The main destination countries for those fleeing Libya were Tunisia and Egypt, though many also sought refuge in Niger, Chad, and Algeria. According to IOM, about 345,000 headed to Tunisia; 243,000 to Egypt; 85,000 to Niger; 52,700 to Chad; and 14,000 to Algeria. While Tunisia and Egypt received the largest number of TCNs, with 208,500 and 88,200 respectively, 88 percent of those who fled to Algeria were TCNs — the largest proportion by far.

By late October, IOM had assisted in the repatriation of an estimated 76,300 TCNs to their home countries throughout West Africa, including Chad (31,300), Niger (15,000), Ghana (11,300), and Mali (11,000). The United Nations High Commissioner for Refugees (UNHCR) assisted in the repatriation of another 157,000 people. Other returnees have gone home to Nigeria, Burkina Faso, Guinea, and a dozen other African nations. Those with no place to go — namely from Somalia, Eritrea, and Sudan — are seeking asylum in Tunisia and Egypt. Bangladesh, Russia, Serbia, Turkey, and several Western governments also evacuated their citizens from Libya, though with varying degrees of success.
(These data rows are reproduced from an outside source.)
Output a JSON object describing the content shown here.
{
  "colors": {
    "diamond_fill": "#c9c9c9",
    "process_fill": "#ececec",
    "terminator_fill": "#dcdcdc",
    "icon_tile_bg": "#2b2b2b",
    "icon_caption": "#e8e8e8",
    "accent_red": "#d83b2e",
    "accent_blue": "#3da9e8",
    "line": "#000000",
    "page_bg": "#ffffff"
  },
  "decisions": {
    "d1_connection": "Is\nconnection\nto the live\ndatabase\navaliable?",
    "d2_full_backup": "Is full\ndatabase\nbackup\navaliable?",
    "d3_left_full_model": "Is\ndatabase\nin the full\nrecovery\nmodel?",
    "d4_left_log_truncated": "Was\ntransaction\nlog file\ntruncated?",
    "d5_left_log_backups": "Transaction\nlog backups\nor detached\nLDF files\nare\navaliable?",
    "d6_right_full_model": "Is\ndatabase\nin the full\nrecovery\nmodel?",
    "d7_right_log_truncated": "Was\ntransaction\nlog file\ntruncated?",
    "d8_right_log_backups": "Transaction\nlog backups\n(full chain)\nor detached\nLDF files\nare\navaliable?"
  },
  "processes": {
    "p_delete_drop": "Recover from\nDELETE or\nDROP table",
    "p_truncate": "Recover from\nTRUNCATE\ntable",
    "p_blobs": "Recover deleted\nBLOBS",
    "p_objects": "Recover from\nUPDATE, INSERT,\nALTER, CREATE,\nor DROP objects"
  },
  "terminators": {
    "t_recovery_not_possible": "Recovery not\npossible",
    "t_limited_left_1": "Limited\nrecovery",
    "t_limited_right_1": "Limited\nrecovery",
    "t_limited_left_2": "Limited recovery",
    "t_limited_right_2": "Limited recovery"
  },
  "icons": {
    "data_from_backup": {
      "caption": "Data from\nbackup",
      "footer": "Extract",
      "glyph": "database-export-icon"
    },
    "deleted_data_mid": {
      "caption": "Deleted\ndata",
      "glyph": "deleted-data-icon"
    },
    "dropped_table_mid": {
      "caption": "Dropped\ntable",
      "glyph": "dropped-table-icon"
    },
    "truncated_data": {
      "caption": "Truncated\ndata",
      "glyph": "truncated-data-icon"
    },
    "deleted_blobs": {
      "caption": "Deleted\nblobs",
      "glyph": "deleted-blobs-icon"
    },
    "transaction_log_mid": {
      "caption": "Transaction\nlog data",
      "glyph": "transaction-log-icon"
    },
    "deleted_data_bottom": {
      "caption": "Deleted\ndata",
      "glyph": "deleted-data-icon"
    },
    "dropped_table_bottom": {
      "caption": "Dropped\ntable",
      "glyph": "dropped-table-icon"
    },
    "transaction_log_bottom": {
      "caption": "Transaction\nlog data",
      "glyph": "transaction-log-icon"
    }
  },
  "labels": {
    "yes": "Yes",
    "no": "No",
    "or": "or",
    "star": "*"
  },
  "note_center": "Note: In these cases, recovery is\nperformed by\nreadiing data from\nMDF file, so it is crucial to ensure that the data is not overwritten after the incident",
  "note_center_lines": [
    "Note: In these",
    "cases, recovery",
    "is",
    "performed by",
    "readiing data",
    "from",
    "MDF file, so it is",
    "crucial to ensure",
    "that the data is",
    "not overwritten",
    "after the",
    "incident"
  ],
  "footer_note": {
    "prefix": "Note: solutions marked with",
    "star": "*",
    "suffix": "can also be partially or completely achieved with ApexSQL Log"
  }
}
The migrations fueled by the Arab Spring came on the heels of other movements on the African continent prompted by political unrest. In the final weeks of 2010, conditions in Côte d'Ivoire deteriorated to civil war after defeated incumbent President Laurent Gbagbo refused to cede power to the newly elected Alassane Outtara. Within a few months, hundreds of thousands of Ivorians were internally displaced and an estimated 200,000 more sought refuge in Liberia and neighboring countries. Currently, there are about 176,300 Ivorian refugees in camps throughout Liberia and another 27,400 in Ghana and other countries throughout West Africa.

Over the past six months, 300,000 Sudanese have been driven from their homes in the Abyei, Blue Nile, and South Kordofan regions to neighboring countries due to attacks by the Sudanese government. The disputed central region of Sudan exploded into violence in May 2011, just weeks before South Sudan officially broke away from the north as the world's newest nation.

And in Somalia, the region's worst drought in over 50 years worsened over the summer months, causing famine and the forced migration of more than 270,000 men, women, and children. This recent departure brings the total Somali refugee population to a staggering 900,000, with another 1.5 million internally displaced. Most Somali refugees currently reside in encampments in Kenya, Ethiopia, Yemen, and Djibouti.

UNHCR is characterizing this succession of displacement and refugee crises as the most troubling in some time, largely due to the complexity of the conflicts at the root of many of the crises, rising xenophobia, and overall unpredictability of the international environment.